Ursprünglich sollte es nur in Schulen zum Einsatz kommen. Das Projekt war für die Leseförderung gemacht. “Man muss sich das so vorstellen, dass Lehrer das veränderte Bilderbuch groß mit einem Beamer beispielsweise an die Wand werfen und die Schulkinder im Halbkreis um die Bildfläche versammelt sitzen und das dann gemeinsam lesen und erleben”, erklärt Hoffmann sein Projekt. Da könne dann auch kein kleiner Umtreiber auf der falschen Seite sein, oder etwas mit Bleistift auf die Seite schmieren.
Einen Film aber wollte Hoffmann bewusst nicht daraus machen, denn das Lesen solle im Vordergrund stehen. Die bewegten Bilder, die in den ursprünglichen Kindergeschichten starr sind, faszinieren Kinder und fördern so die Leselust.
Das Programm bietet unterschiedliche Versionen: Man kann die Texte auch vom Computer vorlesen lassen, dann blättert es automatisch weiter. Den Schwerpunkt will Hoffmann aber anders legen: “Es geht darum, ein Buch gemeinsam zu erleben!” Deshalb soll nicht ein Kind alleine vor dem Computer sitzen, sondern die Geschichten sollen zusammen mit Eltern oder Lehrern gelesen und erlebt werden.
“Das ist ein Programm, bei dem Emotionen eine große Rolle spielen dürfen”, beschreibt der Gründer seine Plattform. Außerdem gibt es auch didaktisch und pädagogisch wertvolle Anpassungsmöglichkeiten, wie die Seiten eines Buches auch mal ohne Text anzeigen zu lassen. Das helfe dann bei der Sprecherziehung. “Wenn die Lehrkraft das Bilderbuch mit den Kindern liest und dann am nächsten Tag die Geschichte wieder herzeigt, aber ohne Text, können die Kinder erzählen, was sie gestern gelesen haben und üben so das Sprechen.”
Durch Einsetzen der zweiten Coronawelle mussten die Büchereien wieder schließen und es können keine Bücher mehr ausgeliehen werden. Deshalb verkauft Onilo nun auch Zugänge für Privatpersonen und verschickt in Zusammenarbeit mit der Pfarrbücherei Hacklberg sowie der Grundschule Hacklberg einmal pro Woche digital ein Buch.
Und auf genau dieses Buch warten die Kinder von Andrea Rösch jede Woche schon sehnsüchtig.
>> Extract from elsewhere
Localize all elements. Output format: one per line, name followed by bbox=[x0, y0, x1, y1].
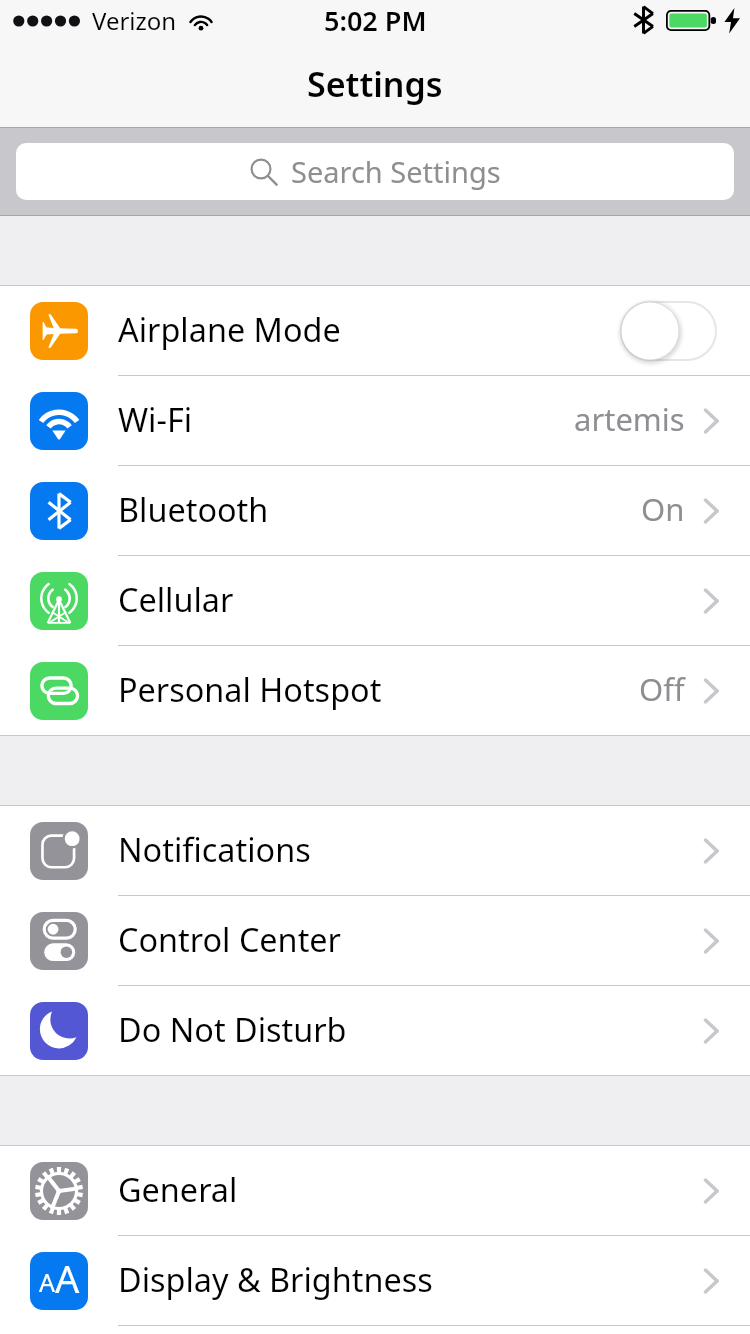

Die Familie kam durch die älteste Tochter mit dem Programm in Kontakt. “Mittlerweile ist sie zehn Jahre alt, aber als sie vier war, hat sie bei den Onilo-Lesestunden mitgemacht”, erzählt Andrea Rösch. Seitdem ist die Familie dem Leseprogramm treu geblieben. “Jetzt gerade lernt mein 6-Jähriger damit das Lesen.” Auch die ältere Tochter sitze immer noch dabei. “Zur Entspannung”, sagt Rösch lachend.
Für sie gleicht Onilo einem vereinfachten Hörspiel, nur dass die Kinder die Sätze sehen und mitlesen können. Manchmal verschaffe das Programm mit der Vorlesefunktion auch ein paar Minuten Ruhe, denn die Kinder lauschen dann gebannt der Geschichte und man könne sich anfallenden Pflichten widmen. Auch Michaela Geyer liest die animierten Geschichten mit ihren Kindern. “Es ist tatsächlich so, dass sich die Jungs schon immer auf die Geschichten freuen”, erzählt die dreifache Mutter und fügt an: “Auch toll ist, dass jetzt passend zur Weihnachtszeit die Geschichte ,Elias und das Christkind‘ verschickt wurde.” Dabei ist Maxi der älteste Sohn, er ist gerade eingeschult und lernt das Lesen. Deswegen geht die Familie die Geschichten oft zweimal durch, einmal drückt Michaela Geyer auch öfter die Pausetaste und Maxi kann das Lesen üben. Das nächste Mal wird der Durchlauf dann schneller. Maxis zwei kleinere Brüder sind noch nicht eingeschult, aber trotzdem begeistert mit dabei. Durch die Animationen stelle das Programm eine Mischung aus Fernseher und Buch dar. “Ich denke das ist eine gute Verbindung für die Kinder.”